The Texas High Plains have the highest density of playas in North America. Playas are round, shallow wetlands with clay basins that collect and hold water from rainfall and runoff, creating temporary lakes. Playas are essential to ecosystem function in the High Plains of Texas, providing services such as groundwater recharge, clean water, recreation, and even flood control. However, in the past several decades, over 80% of playas have been modified. These alterations to healthy playas can reduce available surface water, limiting wildlife habitat and disrupting local aquifer recharge.
Playas are also a much-needed resource for 30+ species of birds and other wildlife in the arid landscape of West Texas. Playa lakes create biodiversity hotspots in the High Plains as many waterfowl species overwinter, breed, or stop there during migrations, relying on playas for food.

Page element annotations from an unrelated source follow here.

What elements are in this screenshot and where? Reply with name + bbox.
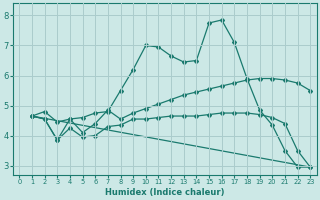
X-axis label: Humidex (Indice chaleur): Humidex (Indice chaleur) xyxy=(105,188,225,197)
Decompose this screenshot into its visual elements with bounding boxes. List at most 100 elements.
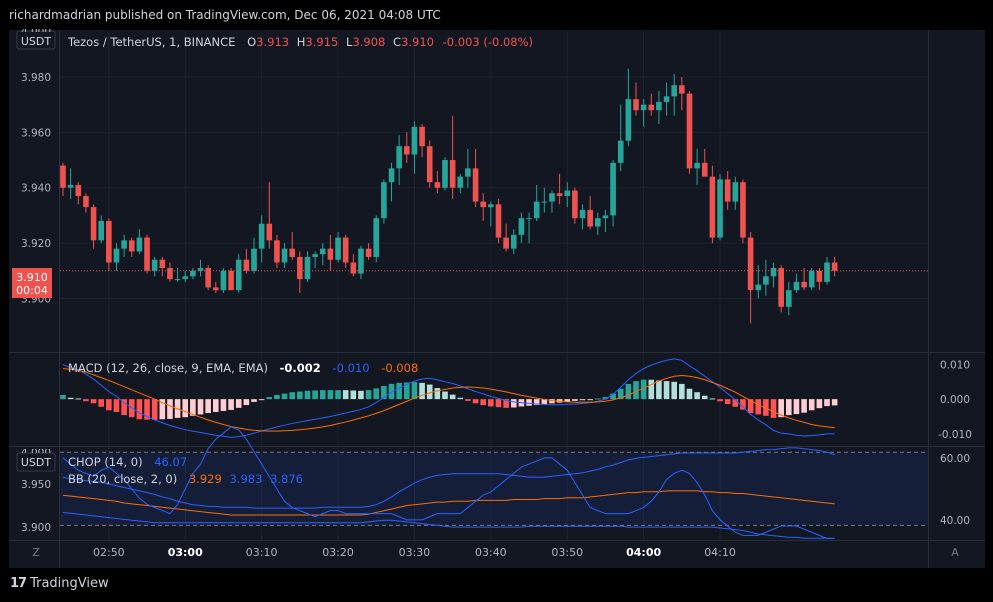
candle-body	[136, 237, 143, 252]
candle-body	[465, 168, 471, 177]
currency-badge[interactable]	[16, 30, 56, 50]
candle-body	[274, 240, 280, 263]
macd-histogram-bar	[648, 379, 655, 400]
high-value: 3.915	[305, 35, 338, 49]
candle-body	[778, 268, 784, 307]
auto-scale-right-button[interactable]	[947, 544, 963, 560]
zoom-button-label[interactable]: Z	[32, 546, 40, 559]
macd-histogram-bar	[167, 399, 173, 419]
macd-histogram-bar	[289, 392, 295, 400]
candle-body	[732, 182, 739, 202]
bb-lower-value: 3.876	[270, 472, 303, 486]
macd-histogram-bar	[151, 399, 158, 420]
main-clipped-tick: 4.000	[21, 26, 51, 38]
candle-body	[258, 223, 265, 249]
time-axis: 02:50 03:00 03:10 03:20 03:30 03:40 03:50 04:00…	[93, 546, 736, 559]
macd-histogram-bar	[396, 382, 402, 400]
macd-histogram-bar	[297, 391, 303, 400]
macd-histogram-bar	[816, 399, 823, 409]
candle-body	[770, 268, 777, 277]
candle-body	[220, 270, 227, 291]
candle-body	[572, 190, 578, 219]
macd-histogram-bar	[327, 390, 334, 400]
candle-body	[717, 179, 723, 238]
macd-histogram-bar	[457, 397, 464, 400]
candle-body	[824, 262, 830, 282]
main-legend: Tezos / TetherUS, 1, BINANCE O3.913 H3.9…	[67, 35, 533, 49]
macd-histogram-bar	[182, 399, 189, 418]
tradingview-logo[interactable]: 17 TradingView	[10, 576, 109, 591]
time-tick-label: 03:00	[168, 546, 203, 559]
candle-body	[113, 248, 120, 263]
macd-histogram-bar	[747, 399, 754, 414]
chop-tick-label: 40.00	[940, 515, 970, 527]
candle-body	[75, 184, 82, 197]
chop-price-tick-label: 3.950	[21, 479, 51, 491]
candle-body	[327, 248, 334, 260]
macd-histogram-bar	[533, 399, 540, 406]
candle-body	[388, 168, 395, 183]
candles-layer	[60, 68, 928, 324]
macd-histogram-bar	[312, 390, 318, 400]
auto-button-label[interactable]: A	[951, 546, 959, 559]
candle-body	[640, 104, 647, 111]
candle-body	[213, 287, 219, 291]
candle-body	[182, 276, 189, 280]
macd-histogram-bar	[113, 399, 120, 412]
logo-mark: 17	[10, 576, 27, 591]
macd-histogram-bar	[801, 399, 807, 413]
candle-body	[442, 160, 448, 188]
candle-body	[228, 270, 234, 291]
candle-body	[83, 196, 89, 208]
macd-histogram-bar	[121, 399, 127, 416]
macd-histogram-bar	[755, 399, 762, 415]
auto-scale-left-button[interactable]	[28, 544, 44, 560]
last-price-label	[12, 268, 52, 298]
candle-body	[205, 268, 211, 288]
candle-body	[266, 223, 273, 241]
chop-legend: CHOP (14, 0) 46.07	[68, 455, 187, 469]
candle-body	[763, 276, 769, 285]
macd-histogram-bar	[709, 398, 716, 400]
macd-histogram-bar	[824, 399, 830, 407]
candle-body	[480, 201, 486, 208]
macd-histogram-bar	[686, 388, 693, 400]
macd-histogram-bar	[60, 394, 66, 400]
chop-currency-badge[interactable]	[16, 452, 56, 472]
macd-histogram-bar	[98, 399, 104, 407]
bb-upper-line	[62, 447, 835, 509]
macd-histogram-bar	[220, 399, 227, 411]
candle-body	[128, 240, 135, 252]
last-price-value: 3.910	[16, 271, 48, 284]
candle-body	[342, 237, 349, 263]
candle-body	[671, 85, 677, 97]
macd-histogram-bar	[75, 398, 82, 400]
macd-histogram-bar	[579, 399, 586, 401]
macd-histogram-bar	[610, 393, 616, 400]
macd-histogram-bar	[90, 399, 97, 404]
candle-body	[595, 218, 601, 227]
candle-body	[801, 281, 807, 288]
candle-body	[67, 184, 74, 188]
candle-body	[808, 270, 815, 288]
candle-body	[533, 201, 540, 219]
macd-tick-label: 0.000	[940, 394, 970, 406]
candle-body	[281, 248, 288, 263]
macd-histogram-bar	[251, 399, 257, 402]
macd-histogram-bar	[480, 399, 486, 406]
price-tick-label: 3.960	[21, 127, 51, 139]
symbol-title: Tezos / TetherUS, 1, BINANCE	[67, 35, 235, 49]
candle-body	[518, 218, 525, 235]
candle-body	[90, 207, 97, 241]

Key bird species that rely on playas include the Long-billed curlew, Stilt sandpiper, Northern pintail, Green heron, and Snowy egret.
Playas are vital to the people of West Texas because they play an important role in recharging the Ogallala Aquifer. The Ogallala Aquifer provides drinking water to nearly 2 million people residing in the High Plains area and serves as the primary water source for the area’s industries and agricultural producers. Playas can filter and recharge up to 95% of water collected in the southern portion of the aquifer. The 500 acres of playas to be conserved by Ørsted and PLJV will help keep the Ogallala Aquifer recharged and full during times of drought.